Четверо суток пути неблагоприятно отразились на них.

Воняющая потом форма, явно нечищенные сапоги, плохо-выбритые, оплывшие, тусклые лица, глаза, тоскующие по застольным утехам. Хотя многие были пьяны, было видно, что денег у этой компании не густо, а совсем уж потерянный вид некоторых говорил без обиняков — деньги кончились.

Казаков и Батов спали на груде чемоданов, торопящиеся в туалет спотыкались об их ноги.

— Проснись, Вадим! — Горченко сильно потряс Казакова за плечи, а потом стал безжалостно мять ему уши. — Проснись, падаль! Дело, блядь, есть!

Проснувшийся от боли Казаков с силой толкнул Горченко. Тот сел на пол, но быстро поднялся, не обиделся, дело сделано, разбудил.

— Ты прямо прибацанный! — сказал он Казакову. — Смотри сюда. Ты видишь, вон бледная спирохета стоит рядом с Балу? Мы с ним договорились, он купит котел.

Человек, лицом очень похожий на карманника, но в ярком шарфе и полуботинках, смотрел не без интереса, даже с надеждой.

— Ну и хер с ним! Покупает и хорошо, продавай ему часы! А меня зачем разбудил, да еще, блядина, искалечил? — Казаков осторожно щупал опухшие пунцовые уши.

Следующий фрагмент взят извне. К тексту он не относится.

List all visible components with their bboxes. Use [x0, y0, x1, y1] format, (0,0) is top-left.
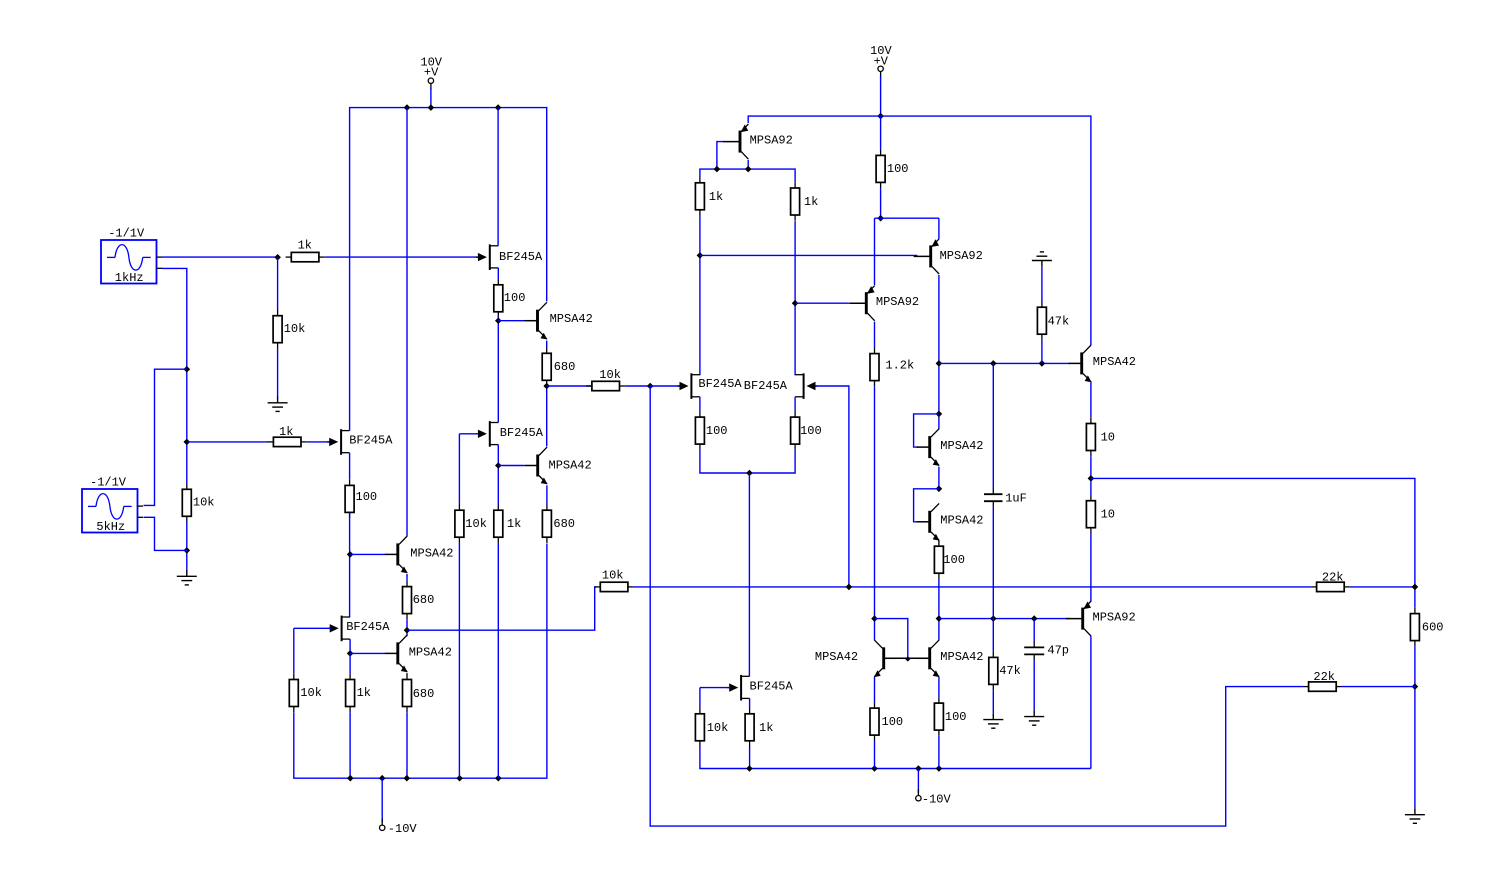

Но не часы Горченко заинтересовали покупателя. Ему их и не предлагали, франта в полуботинках прельстили описанием часов Казакова, плоских, с позолоченными стрелками, редких даже в Европе. Казаков дорожил ими и не скрывал гордости, когда их разглядывали. Нет, замотал он головой, часы эти как память, да и деньги еще есть, рано пока продавать, прибережем на совсем черный день, пытался увильнуть Казаков.

— Да не будь ты жмотярой! Нам еще ехать и ехать! А денег с гулькин хер! Ты похмелиться хочешь? Магазин рядом! Не жмись ты, дембельнешься — другие купишь!